Rebelotte, les garçons se mettent à crier pour féliciter Lucas qui est aussi surpris que Noémie tout à l'heure. Je ne me souviens pas bien de sa navigation, mais il est loin d'être nul pour être si haut dans le classement. On lui remet encore une médaille, puis la cérémonie se termine enfin pour laisser place à un buffet. Je profite de ce moment de dispersion où les planchistes se jettent sur la nourriture pour accéder à la famille Marceau.
Amélie a enfin séché ses larmes, laissant ses yeux rouges. Ses cheveux roses sont en pagailles tandis qu'elle ne fait que sourire en se remettant de ses émotions comme elle peut.
Ses yeux bruns trouvent les miens quand j'arrive à sa hauteur, et ce qui se passe me surprend plus que de ne pas voir la blonde sur le podium. Amélie se met à courir pour prendre de l'élan, puis se jette sur moi. Je la rattrape de justesse en mettant mes bras sous ses fesses pour ne pas la faire tomber alors qu'elle passe ses bras autour de mon cou.

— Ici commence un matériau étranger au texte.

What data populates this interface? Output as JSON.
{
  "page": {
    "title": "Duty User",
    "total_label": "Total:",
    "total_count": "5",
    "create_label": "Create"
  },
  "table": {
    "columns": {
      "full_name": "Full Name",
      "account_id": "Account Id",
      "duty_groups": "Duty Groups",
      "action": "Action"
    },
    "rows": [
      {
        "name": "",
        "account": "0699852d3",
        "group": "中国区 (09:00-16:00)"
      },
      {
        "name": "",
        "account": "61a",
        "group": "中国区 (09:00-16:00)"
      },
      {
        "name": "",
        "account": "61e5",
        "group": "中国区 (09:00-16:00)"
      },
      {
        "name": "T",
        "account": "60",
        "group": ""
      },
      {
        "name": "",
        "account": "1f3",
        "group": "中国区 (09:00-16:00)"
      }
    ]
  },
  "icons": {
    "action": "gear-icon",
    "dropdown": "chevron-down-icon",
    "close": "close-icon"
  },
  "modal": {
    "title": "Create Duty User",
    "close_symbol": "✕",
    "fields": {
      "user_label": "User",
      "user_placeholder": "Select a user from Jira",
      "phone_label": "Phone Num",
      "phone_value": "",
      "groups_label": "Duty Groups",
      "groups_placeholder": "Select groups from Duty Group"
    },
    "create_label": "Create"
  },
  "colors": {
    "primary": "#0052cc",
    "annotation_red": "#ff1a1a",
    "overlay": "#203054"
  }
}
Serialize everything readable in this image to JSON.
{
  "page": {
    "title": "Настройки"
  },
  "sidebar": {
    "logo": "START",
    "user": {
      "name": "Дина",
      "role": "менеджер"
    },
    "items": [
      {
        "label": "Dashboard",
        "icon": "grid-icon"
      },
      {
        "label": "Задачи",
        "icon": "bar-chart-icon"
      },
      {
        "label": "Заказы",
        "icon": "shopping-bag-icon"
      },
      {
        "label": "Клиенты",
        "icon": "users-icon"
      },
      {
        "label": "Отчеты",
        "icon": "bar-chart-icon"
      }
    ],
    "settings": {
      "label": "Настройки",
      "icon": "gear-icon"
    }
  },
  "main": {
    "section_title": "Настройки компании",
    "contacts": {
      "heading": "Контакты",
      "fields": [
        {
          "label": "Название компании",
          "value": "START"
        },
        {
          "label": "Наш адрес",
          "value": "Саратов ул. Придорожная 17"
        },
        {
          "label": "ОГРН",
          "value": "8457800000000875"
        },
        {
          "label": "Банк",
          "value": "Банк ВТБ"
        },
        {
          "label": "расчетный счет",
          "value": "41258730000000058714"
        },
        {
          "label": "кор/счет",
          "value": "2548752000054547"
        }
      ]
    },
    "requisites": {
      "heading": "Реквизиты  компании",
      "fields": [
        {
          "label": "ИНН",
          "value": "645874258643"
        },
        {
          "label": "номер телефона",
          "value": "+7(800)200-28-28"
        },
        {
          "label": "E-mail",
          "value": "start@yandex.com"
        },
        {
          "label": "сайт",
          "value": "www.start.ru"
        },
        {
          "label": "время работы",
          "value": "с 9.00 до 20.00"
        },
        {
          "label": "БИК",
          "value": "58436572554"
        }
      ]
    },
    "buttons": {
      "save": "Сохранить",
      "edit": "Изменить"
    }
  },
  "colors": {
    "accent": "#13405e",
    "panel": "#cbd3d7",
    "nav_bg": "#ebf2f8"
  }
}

- J'ai réussi, elle souffle en sanglotant à moitié.
- Je te l'avais dit, j'ai toujours raison.
- Pas sûre de ça...
- Ah bon ?
- Tais-toi et embrasse-moi.
Je ne me fais pas prier et pose mes lèvres sur les siennes. Elles sont chaudes et légèrement humides à cause des larmes, et ça me fait du bien. J'en rêvais depuis qu'on est ici, et elle aussi on dirait. Lentement, elle s'écarte de moi pour rire à nouveau.
- Est-ce que mes parents ont l'air choqués ? Elle demande.
Je penche la tête sur le côté pour les observer, mais ils nous ont tourné le dos alors que Charline ne manque pas une miette de notre échange.
- Ils s'embrassent à pleine bouche, je mens en mimant un air dégoûtée.
- Je ne te crois pas, mais si tu mens c'est que tout va bien alors.
Je lui souris à mon tour puis la repose délicatement au sol.
- Hiiii, crie Charline en sautillant sur place, vous êtes trop mignons ! Je veux monter votre fan club, d'accord ? J'ai la priorité.
- Va voir ailleurs si j'y suis, je souffle à la lionne en levant les yeux au ciel.
- Charline, moins d'enthousiasme, plus de petits fours, plaisante Amélie en enlaçant nos doigts ensembles. Et puis, je crois que Noémie veut te parler. Elle n'a pas eu le temps de le faire plus tôt.
Les sourcils de Charline se froncent mais ça ne baisse pas du tout son hyper-activité. Elle nous offre un salut militaire puis fonce à la recherche de Noémie. Décidément, c'est plutôt cool qu'elle ne se morfonde pas dans le noir avec tout ce qui se passe dans sa vie.
- Maman, papa, continue Amélie en riant toujours. C'est bon, vous pouvez vous retourner.
Les Marceau se retournent comme un seul homme, un peu embarrassés ou en tout cas, ils fuient mon regard.
- Donc vous deux, hum... commence son père en frottant nerveusement sa barbe.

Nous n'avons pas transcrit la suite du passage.